When I learned that Ty had lymphoma I felt like the world was ending. I was told that my sweet little boy, only 6 year’s old, suddenly had perhaps as little as a few weeks to live without treatment. As is often the case with cancer, everything happened quickly. One day Ty was fine, and then a week later he was weak and not eating. Soon after, we had a full diagnosis of stage Vb lymphoma (the worst stage you can be at) and we started chemo. Lymphoma often comes on quickly, or it is sometimes found through abnormal blood work when the dog is still doing just fine, thus catching the pet parent by surprise. Either way, from the very beginning, choices must often be made quickly, with a lack of time to fully research the options. Below are a few of the first step decisions that I faced. As I write dedicated posts on these topics, I will come back and link to them here.
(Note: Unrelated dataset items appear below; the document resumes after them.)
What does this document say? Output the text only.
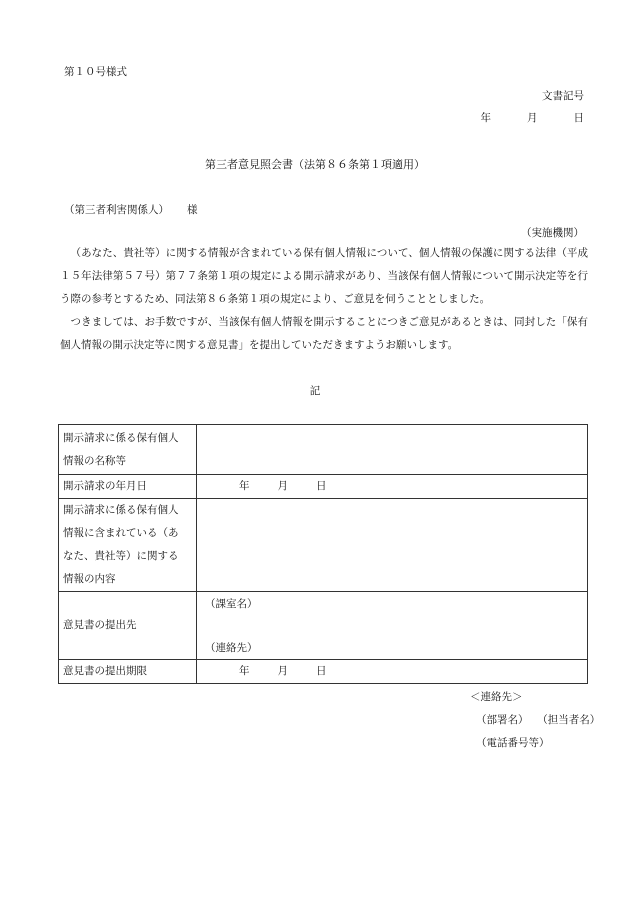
第１０号様式
文書記号
年	月	日
第三者意見照会書（法第８６条第１項適用）
（第三者利害関係人） 様
（実施機関）

（あなた、貴社等）に関する情報が含まれている保有個人情報について、個人情報の保護に関する法律（平成１５年法律第５７号）第７７条第１項の規定による開示請求があり、当該保有個人情報について開示決定等を行う際の参考とするため、同法第８６条第１項の規定により、ご意見を伺うこととしました。

つきましては、お手数ですが、当該保有個人情報を開示することにつきご意見があるときは、同封した「保有個人情報の開示決定等に関する意見書」を提出していただきますようお願いします。

記
開示請求に係る保有個人
情報の名称等	

開示請求の年月日	年 月 日

開示請求に係る保有個人
情報に含まれている（あ
なた、貴社等）に関する
情報の内容	

意見書の提出先	（課室名）
（連絡先）

意見書の提出期限	年 月 日
＜連絡先＞
（部署名） （担当者名）
（電話番号等）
(1) Diagnosis Decisions: Right off the bat there are decisions to be made regarding how far to go with diagnosis and staging of the cancer. An ultrasound and fine needle aspirations are pretty much standard for lymphoma testing. Beyond that, a vet may recommend a bone marrow aspiration, which is an uncomfortable process for your dog. In my case, I was not willing to do a bone marrow aspiration solely for the purpose of determining the stage of the cancer, nor was that recommended to me. I was willing to do it to differentiate between Lymphoma and Leukemia if it became necessary, but we did not have to go that far. Other diagnosis decisions involve whether to additionally test the aspirate for B cell v. T cell lymphoma, which can be useful for knowing prognosis and treatment. We tested for T cell in order to know in case we wanted to use some very new monoclonal antibody therapy treatments, also known as MAb, that are just now becoming available and have different formulas for each B cell and T cell. We learned that Ty’s cancer is B cell, which often responds better to treatment. Dogs with B cell lymphoma are also potential candidates for T-cell infusion, which is a very promising new treatment.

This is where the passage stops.